On le voit, il n’est pas possible que la France, prenant le parti de regarder en face l’état présent et l’avenir probable des affaires mexicaines, veuille de gaîté de cœur, jouet volontaire du hasard, continuer plus longtemps une pareille extravagance, pour employer un mot dont nous reconnaissons la dureté impolie dans le sens français, mais que nous employons ici avec la signification anglaise, qui qualifie ainsi la prodigalité aveugle qui ne veut ou ne sait point compter. En parlant ainsi, nous ne cédons nullement à une pensée d’opposition : nous obéissons au sentiment du patriotisme le plus désintéressé. Nous sentons que le temps des hésitations, des vagues critiques provoquant de vagues assurances, est passé. Pour employer une expression grossière, l’intérêt le plus élevé, le plus pressant de la France veut que quelqu’un mette enfin les pieds dans le plat. Il s’agit de reconnaître virilement une faute et de la réparer avec une promptitude sensée. Faute avouée est à demi pardonnée ; si notre vœu se réalisait, bien loin d’y voir pour l’opposition un sujet d’égoïste triomphe, nous conseillerions plutôt à l’opinion libérale de seconder et d’accueillir par une patriotique indulgence le courage sensé que montrerait le gouvernement en abandonnant la chimère mexicaine.

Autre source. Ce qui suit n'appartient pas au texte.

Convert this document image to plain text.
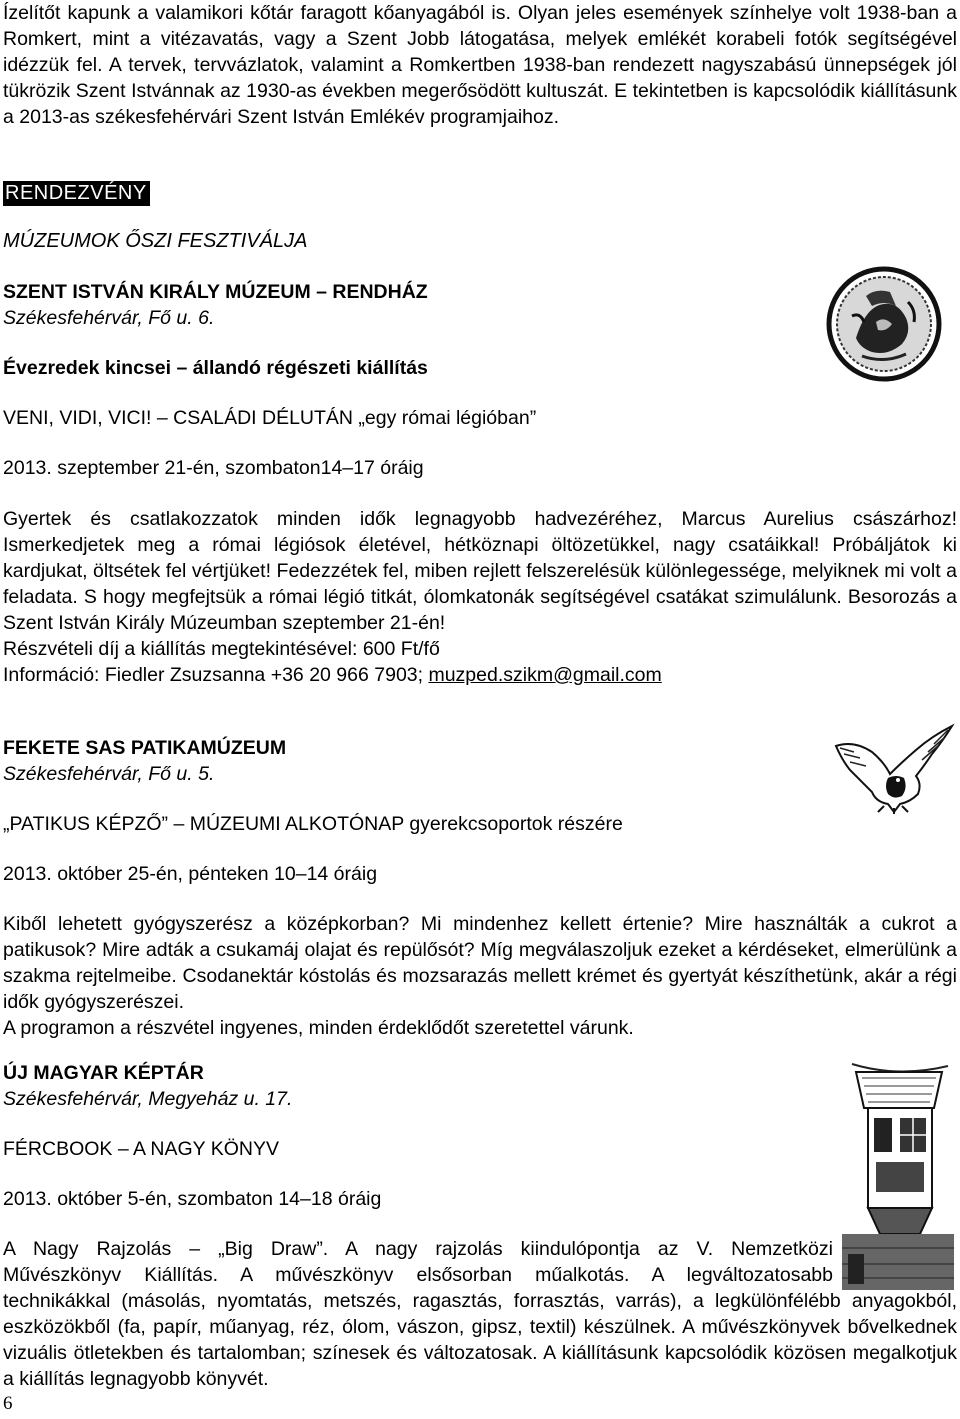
Ízelítőt kapunk a valamikori kőtár faragott kőanyagából is. Olyan jeles események színhelye volt 1938-ban a Romkert, mint a vitézavatás, vagy a Szent Jobb látogatása, melyek emlékét korabeli fotók segítségével idézzük fel. A tervek, tervvázlatok, valamint a Romkertben 1938-ban rendezett nagyszabású ünnepségek jól tükrözik Szent Istvánnak az 1930-as években megerősödött kultuszát. E tekintetben is kapcsolódik kiállításunk a 2013-as székesfehérvári Szent István Emlékév programjaihoz.

RENDEZVÉNY
MÚZEUMOK ŐSZI FESZTIVÁLJA
SZENT ISTVÁN KIRÁLY MÚZEUM – RENDHÁZ
Székesfehérvár, Fő u. 6.
Évezredek kincsei – állandó régészeti kiállítás
VENI, VIDI, VICI! – CSALÁDI DÉLUTÁN „egy római légióban”
2013. szeptember 21-én, szombaton14–17 óráig

Gyertek és csatlakozzatok minden idők legnagyobb hadvezéréhez, Marcus Aurelius császárhoz! Ismerkedjetek meg a római légiósok életével, hétköznapi öltözetükkel, nagy csatáikkal! Próbáljátok ki kardjukat, öltsétek fel vértjüket! Fedezzétek fel, miben rejlett felszerelésük különlegessége, melyiknek mi volt a feladata. S hogy megfejtsük a római légió titkát, ólomkatonák segítségével csatákat szimulálunk. Besorozás a Szent István Király Múzeumban szeptember 21-én!

Részvételi díj a kiállítás megtekintésével: 600 Ft/fő

Információ: Fiedler Zsuzsanna +36 20 966 7903; muzped.szikm@gmail.com

FEKETE SAS PATIKAMÚZEUM
Székesfehérvár, Fő u. 5.
„PATIKUS KÉPZŐ” – MÚZEUMI ALKOTÓNAP gyerekcsoportok részére
2013. október 25-én, pénteken 10–14 óráig

Kiből lehetett gyógyszerész a középkorban? Mi mindenhez kellett értenie? Mire használták a cukrot a patikusok? Mire adták a csukamáj olajat és repülősót? Míg megválaszoljuk ezeket a kérdéseket, elmerülünk a szakma rejtelmeibe. Csodanektár kóstolás és mozsarazás mellett krémet és gyertyát készíthetünk, akár a régi idők gyógyszerészei.

A programon a részvétel ingyenes, minden érdeklődőt szeretettel várunk.

ÚJ MAGYAR KÉPTÁR
Székesfehérvár, Megyeház u. 17.
FÉRCBOOK – A NAGY KÖNYV
2013. október 5-én, szombaton 14–18 óráig
A Nagy Rajzolás – „Big Draw”. A nagy rajzolás kiindulópontja az V. Nemzetközi
Művészkönyv Kiállítás. A művészkönyv elsősorban műalkotás. A legváltozatosabb

technikákkal (másolás, nyomtatás, metszés, ragasztás, forrasztás, varrás), a legkülönfélébb anyagokból, eszközökből (fa, papír, műanyag, réz, ólom, vászon, gipsz, textil) készülnek. A művészkönyvek bővelkednek vizuális ötletekben és tartalomban; színesek és változatosak. A kiállításunk kapcsolódik közösen megalkotjuk a kiállítás legnagyobb könyvét.

6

Nous sommes convaincus que les plus dévoués serviteurs de l’empereur n’ont point sur cette affaire une opinion différente de la nôtre ; si nous osions aller plus haut et plus loin dans nos hypothèses, nous confesserions qu’il nous est impossible de croire que l’empereur lui-même conserve encore les illusions de 1861 et de 1862. Le chef de l’état ne nous a-t-il point laissé voir ses sentimens intimes sur les lointaines, longues et coûteuses colonisations militaires dans sa brochure sur l’Algérie ? Quel utile pendant à cette étude pourrait nous donner l’empereur, s’il lui convenait d’écrire une brochure sur le Mexique ! Peut-être l’opinion publique n’a-t-elle point prêté une attention suffisante à la dissertation algérienne ; mais on pourrait promettre un beau succès à un écrit impérial qui signalerait avec une précision souveraine les difficultés ou, pour mieux dire, les impossibilités radicales de l’entreprise du Mexique, démontrées déjà par une expérience suffisante.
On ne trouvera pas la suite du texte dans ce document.